9. The Judgment gate, porta Judicii or Judicialis. It did not lead out of the city.

10. The gate of Ephraim, porta Ephraim, at which entered the people of the tribe of Ephraim who were going to Jerusalem.

11. The gate of Benjamin, porta Benjamin, which led to the country of that tribe.

12. Lastly, the gate of the Angle, porta Anguli, so named, because it was situated at the point where the north wall formed an angle with the west wall.

Jerusalem, at the present day, has but seven gates :

1. Bab el Kzalil, the gate of the Beloved. It leads to the Bethlehem and Hebron road. It is by this gate that the pilgrims, who come by way of Jaffa, enter the city.

2. Bab el Nabi Dahoud, the gate of the Prophet David.
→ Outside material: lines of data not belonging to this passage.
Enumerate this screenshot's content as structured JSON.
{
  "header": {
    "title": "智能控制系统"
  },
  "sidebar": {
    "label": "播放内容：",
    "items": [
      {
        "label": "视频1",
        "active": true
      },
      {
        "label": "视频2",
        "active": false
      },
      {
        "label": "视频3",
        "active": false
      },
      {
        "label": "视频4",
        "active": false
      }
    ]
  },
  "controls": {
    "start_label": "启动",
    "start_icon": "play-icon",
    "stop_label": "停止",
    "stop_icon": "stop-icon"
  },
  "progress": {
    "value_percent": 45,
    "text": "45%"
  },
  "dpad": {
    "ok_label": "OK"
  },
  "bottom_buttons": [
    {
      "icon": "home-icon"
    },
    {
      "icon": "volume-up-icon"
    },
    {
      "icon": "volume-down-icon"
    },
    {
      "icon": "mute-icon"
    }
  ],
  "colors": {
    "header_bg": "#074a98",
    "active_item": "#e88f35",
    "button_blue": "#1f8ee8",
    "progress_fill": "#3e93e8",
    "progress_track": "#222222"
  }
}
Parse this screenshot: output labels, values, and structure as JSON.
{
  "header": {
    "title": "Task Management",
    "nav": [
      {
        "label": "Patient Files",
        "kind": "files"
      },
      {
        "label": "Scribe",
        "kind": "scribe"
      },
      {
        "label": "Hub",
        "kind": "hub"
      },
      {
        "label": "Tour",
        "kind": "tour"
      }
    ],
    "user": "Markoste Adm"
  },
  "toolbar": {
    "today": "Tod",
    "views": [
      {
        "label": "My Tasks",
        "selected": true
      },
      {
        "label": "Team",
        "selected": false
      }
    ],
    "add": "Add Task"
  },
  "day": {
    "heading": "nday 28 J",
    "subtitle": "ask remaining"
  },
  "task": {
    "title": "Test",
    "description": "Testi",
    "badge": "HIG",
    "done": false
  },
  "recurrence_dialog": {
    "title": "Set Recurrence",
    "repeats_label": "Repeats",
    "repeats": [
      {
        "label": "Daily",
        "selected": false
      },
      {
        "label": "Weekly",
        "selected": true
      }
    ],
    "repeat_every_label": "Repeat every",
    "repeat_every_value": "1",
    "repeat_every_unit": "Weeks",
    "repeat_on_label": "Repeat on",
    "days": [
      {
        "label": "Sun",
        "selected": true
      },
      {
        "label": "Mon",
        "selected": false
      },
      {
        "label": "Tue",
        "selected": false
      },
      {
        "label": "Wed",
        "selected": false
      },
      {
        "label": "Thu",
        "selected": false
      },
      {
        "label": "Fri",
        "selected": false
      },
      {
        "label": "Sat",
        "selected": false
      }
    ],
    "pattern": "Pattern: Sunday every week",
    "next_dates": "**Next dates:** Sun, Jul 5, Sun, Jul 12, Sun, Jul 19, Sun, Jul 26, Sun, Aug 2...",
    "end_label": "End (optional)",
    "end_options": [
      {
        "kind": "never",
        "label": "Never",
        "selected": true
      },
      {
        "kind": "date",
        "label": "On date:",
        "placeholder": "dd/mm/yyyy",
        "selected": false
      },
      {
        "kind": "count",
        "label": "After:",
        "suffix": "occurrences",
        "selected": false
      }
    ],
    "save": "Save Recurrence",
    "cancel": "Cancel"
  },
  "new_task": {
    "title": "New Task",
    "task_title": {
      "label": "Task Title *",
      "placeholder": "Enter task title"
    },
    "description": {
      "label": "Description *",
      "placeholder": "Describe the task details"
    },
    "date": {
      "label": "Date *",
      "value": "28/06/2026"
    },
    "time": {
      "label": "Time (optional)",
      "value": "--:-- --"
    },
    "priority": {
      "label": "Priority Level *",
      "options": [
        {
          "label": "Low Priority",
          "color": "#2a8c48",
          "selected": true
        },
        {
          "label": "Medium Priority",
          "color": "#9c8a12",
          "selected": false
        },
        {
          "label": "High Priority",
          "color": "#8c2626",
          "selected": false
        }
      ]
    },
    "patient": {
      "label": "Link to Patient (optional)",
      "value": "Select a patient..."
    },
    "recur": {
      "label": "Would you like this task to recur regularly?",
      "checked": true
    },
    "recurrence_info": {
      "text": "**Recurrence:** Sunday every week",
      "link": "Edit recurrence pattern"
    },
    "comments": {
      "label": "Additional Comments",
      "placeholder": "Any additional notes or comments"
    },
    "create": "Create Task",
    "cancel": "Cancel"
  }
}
It puts you in the way to Mount Sion, and is nearly facing the Hall of the Last Supper, and the tomb of David.

3. Bab el Maugrabé, gate of the Maugrabins or people of Barbary : it is also called the Dung gate. It is nearly at the angle of the ancient temple, and opposite to the village of Siloa. This gate is memorable, because it was through this that the Jews made Jesus pass when they took him to Pilate, after they had made him prisoner in the Garden of Olives. Since the invasion, this gate is kept constantly closed, as the garrison is not strong enough to allow posts to be placed every where, and the inhabitants of Siloa are strongly inclined to revolt.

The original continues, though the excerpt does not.